Which is why I was surprised to overhear a conversation recently between a major ad agency chief and others, in which the chief in question, though unsuccessful in the recent huge Abbey pitch, was full of praise for the search consultant who had managed the process, namely the Advertising Agency Register (AAR). This should make the AAR very proud.

This year sees the AAR's 30th anniversary, making it the undisputed daddy in the field. Its proprietor is former adman Martin Jones, a dry, perceptive man and the most amusing lunch company in Adland. When I rang the AAR, I got Martin's MD, Kerry Glazer. After 15 minutes with this sun-lamp of a lady I could see where the aforementioned agency chief was coming from. The depth of Glazer's knowledge of the minutiae of the ad business is extraordinary (her evident love for it even more so), but her personality is infectiously upbeat: even the worst news must sound quite jolly coming from her. A ray of sunshine in a murky business.

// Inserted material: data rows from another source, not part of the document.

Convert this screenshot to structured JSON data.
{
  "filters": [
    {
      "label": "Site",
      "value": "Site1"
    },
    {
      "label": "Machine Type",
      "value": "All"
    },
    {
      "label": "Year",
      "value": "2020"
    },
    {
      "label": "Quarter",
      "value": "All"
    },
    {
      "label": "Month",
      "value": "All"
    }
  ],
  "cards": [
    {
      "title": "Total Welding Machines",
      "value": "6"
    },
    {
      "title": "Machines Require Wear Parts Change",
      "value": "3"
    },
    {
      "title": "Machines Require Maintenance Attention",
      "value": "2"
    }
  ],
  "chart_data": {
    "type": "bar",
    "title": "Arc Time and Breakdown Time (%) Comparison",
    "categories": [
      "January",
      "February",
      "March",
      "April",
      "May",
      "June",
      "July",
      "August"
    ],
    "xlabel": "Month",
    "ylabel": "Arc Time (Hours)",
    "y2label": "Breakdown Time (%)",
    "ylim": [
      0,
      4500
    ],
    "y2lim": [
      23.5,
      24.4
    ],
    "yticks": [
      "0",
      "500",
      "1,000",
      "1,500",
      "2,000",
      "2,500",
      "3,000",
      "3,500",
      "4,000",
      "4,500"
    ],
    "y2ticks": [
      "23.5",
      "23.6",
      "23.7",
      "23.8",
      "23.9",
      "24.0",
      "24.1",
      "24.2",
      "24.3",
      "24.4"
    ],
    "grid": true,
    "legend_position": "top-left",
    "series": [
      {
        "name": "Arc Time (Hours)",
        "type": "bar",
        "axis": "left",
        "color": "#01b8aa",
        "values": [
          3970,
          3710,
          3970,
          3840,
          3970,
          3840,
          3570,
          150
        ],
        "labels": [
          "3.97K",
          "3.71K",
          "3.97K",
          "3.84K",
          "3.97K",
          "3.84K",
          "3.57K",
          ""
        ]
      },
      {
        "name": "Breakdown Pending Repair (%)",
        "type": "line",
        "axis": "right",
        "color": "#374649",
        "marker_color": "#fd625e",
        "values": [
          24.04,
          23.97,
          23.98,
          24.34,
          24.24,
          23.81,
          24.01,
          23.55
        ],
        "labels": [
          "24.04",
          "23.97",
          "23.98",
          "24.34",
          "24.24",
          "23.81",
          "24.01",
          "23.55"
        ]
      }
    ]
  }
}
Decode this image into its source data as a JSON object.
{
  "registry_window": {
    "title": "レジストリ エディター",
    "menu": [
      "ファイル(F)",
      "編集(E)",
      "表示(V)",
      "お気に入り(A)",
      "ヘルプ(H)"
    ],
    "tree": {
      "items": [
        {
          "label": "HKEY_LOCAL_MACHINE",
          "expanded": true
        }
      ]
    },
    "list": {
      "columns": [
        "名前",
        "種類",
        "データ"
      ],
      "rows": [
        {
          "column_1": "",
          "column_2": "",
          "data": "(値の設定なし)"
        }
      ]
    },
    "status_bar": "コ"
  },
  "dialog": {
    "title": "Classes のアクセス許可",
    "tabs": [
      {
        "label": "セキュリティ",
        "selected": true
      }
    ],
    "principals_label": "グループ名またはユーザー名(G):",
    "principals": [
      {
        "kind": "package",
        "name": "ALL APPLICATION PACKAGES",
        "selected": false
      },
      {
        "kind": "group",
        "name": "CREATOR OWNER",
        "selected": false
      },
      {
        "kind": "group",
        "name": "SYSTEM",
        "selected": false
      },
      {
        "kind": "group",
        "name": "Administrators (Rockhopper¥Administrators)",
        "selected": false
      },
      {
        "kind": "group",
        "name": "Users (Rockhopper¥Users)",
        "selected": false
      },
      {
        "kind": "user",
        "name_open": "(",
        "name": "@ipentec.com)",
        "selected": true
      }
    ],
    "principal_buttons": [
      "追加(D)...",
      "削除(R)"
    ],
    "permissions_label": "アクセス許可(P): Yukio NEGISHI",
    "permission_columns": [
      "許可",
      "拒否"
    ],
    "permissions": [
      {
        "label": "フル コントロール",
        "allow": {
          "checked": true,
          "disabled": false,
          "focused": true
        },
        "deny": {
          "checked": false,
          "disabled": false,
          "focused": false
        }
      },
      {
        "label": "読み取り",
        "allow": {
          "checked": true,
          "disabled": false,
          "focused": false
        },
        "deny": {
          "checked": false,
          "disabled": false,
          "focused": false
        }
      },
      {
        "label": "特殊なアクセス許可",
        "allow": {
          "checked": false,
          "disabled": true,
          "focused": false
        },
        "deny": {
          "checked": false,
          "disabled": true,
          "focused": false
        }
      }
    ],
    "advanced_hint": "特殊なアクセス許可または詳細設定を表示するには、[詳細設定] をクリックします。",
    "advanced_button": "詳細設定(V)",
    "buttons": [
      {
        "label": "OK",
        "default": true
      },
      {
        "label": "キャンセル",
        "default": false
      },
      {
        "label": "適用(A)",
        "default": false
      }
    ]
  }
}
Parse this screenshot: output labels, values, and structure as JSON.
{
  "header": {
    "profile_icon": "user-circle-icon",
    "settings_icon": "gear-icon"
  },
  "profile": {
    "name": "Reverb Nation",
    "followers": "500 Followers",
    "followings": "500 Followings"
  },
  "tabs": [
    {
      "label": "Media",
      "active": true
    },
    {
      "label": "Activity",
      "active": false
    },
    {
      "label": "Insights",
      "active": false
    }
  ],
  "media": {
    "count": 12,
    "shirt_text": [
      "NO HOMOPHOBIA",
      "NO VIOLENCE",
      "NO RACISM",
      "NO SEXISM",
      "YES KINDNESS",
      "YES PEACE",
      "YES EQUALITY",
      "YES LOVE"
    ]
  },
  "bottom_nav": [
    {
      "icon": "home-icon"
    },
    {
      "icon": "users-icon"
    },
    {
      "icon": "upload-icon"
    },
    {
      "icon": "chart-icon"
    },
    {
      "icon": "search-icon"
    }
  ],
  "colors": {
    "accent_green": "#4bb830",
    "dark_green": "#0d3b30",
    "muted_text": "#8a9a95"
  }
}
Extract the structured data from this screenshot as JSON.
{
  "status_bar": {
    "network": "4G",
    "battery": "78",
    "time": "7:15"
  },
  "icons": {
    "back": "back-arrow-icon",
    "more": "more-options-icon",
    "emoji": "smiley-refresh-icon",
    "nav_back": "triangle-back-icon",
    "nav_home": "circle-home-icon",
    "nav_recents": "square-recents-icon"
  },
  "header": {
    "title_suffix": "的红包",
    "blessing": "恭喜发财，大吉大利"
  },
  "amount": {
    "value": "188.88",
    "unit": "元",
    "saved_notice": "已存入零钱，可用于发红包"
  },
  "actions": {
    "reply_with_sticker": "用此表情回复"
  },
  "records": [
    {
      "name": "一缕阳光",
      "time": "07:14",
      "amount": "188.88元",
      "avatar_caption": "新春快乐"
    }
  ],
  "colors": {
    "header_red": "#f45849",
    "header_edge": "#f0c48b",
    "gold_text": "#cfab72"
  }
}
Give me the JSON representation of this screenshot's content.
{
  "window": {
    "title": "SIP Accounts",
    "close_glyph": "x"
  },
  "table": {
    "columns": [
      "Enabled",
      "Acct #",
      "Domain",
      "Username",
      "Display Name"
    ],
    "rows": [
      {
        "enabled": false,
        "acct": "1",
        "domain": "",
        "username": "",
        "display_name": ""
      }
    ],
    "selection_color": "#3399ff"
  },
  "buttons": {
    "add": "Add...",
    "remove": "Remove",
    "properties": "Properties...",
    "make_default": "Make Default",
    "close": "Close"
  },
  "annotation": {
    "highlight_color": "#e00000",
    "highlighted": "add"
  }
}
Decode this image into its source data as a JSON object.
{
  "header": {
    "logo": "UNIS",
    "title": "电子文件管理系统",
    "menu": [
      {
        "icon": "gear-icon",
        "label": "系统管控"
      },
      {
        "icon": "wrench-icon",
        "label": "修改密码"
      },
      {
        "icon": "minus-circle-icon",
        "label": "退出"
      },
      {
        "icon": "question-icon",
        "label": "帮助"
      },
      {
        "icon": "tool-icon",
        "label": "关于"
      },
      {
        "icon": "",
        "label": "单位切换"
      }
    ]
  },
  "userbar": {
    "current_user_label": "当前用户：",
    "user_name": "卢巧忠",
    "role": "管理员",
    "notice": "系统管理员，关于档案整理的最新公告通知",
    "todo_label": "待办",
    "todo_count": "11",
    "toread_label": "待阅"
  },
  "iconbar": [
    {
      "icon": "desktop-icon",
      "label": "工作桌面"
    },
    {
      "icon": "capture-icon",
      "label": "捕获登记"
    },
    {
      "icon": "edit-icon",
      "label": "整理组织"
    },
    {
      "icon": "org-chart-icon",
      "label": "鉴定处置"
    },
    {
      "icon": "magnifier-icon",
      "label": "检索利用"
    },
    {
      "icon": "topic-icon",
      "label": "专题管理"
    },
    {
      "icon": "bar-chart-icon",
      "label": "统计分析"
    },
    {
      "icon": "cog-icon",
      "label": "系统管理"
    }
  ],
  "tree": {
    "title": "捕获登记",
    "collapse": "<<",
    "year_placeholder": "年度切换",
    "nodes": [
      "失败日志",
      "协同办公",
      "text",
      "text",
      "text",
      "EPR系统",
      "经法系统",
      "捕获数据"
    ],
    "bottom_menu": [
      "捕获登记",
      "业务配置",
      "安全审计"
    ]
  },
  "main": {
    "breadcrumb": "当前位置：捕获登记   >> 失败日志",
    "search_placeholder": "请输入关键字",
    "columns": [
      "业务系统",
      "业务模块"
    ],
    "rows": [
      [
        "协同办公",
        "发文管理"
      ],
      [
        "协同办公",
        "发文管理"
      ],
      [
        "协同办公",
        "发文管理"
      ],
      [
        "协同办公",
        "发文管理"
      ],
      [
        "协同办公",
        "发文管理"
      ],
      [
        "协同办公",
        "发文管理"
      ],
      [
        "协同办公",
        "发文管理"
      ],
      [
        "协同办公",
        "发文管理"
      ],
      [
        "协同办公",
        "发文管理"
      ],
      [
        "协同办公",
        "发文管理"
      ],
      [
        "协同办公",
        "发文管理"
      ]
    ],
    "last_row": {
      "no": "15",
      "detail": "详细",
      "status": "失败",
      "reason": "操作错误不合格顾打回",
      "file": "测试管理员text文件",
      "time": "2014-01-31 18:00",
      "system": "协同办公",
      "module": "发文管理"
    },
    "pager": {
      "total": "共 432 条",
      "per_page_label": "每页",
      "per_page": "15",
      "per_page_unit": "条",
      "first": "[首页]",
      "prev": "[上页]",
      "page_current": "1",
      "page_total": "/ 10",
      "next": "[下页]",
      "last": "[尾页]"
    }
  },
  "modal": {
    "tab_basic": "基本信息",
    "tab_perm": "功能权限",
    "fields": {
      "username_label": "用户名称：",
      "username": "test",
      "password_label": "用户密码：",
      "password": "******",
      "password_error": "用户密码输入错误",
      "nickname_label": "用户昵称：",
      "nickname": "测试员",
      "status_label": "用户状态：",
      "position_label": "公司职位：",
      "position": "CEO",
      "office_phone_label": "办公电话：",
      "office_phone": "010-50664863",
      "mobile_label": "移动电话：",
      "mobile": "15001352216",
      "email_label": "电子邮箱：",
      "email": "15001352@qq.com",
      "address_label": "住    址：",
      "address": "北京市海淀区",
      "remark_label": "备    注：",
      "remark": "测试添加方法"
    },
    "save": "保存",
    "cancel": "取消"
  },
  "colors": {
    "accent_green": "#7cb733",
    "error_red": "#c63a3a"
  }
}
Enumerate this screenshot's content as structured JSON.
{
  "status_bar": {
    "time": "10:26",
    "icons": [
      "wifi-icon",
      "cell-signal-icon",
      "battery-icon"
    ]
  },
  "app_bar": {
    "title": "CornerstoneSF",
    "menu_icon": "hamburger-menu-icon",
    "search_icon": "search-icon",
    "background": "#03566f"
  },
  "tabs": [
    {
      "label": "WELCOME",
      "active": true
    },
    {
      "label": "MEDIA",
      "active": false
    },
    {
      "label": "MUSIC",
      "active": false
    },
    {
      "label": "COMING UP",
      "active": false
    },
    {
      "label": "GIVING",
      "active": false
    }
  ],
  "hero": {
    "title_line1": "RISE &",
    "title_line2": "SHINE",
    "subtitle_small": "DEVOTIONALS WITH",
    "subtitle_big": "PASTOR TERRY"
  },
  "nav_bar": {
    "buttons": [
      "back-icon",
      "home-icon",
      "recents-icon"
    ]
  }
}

In this commercial a bloke is surprised in bed by his girlfriend's father. He leaps out of bed, out of the window and is chased by the father and a pack of dogs, and almost run over. Another car comes speeding toward him but it pulls up with the bloke's girlfriend behind the wheel and they escape. All of this breathtaking action is played out with nothing on the screen but a man's face in extreme close-up and changes in background and foreground lighting. As the commercial ends we pull back to see that the man is a blind man sat in front of his TV set. The commercial is for BBC TV audio, and a complete and utter delight.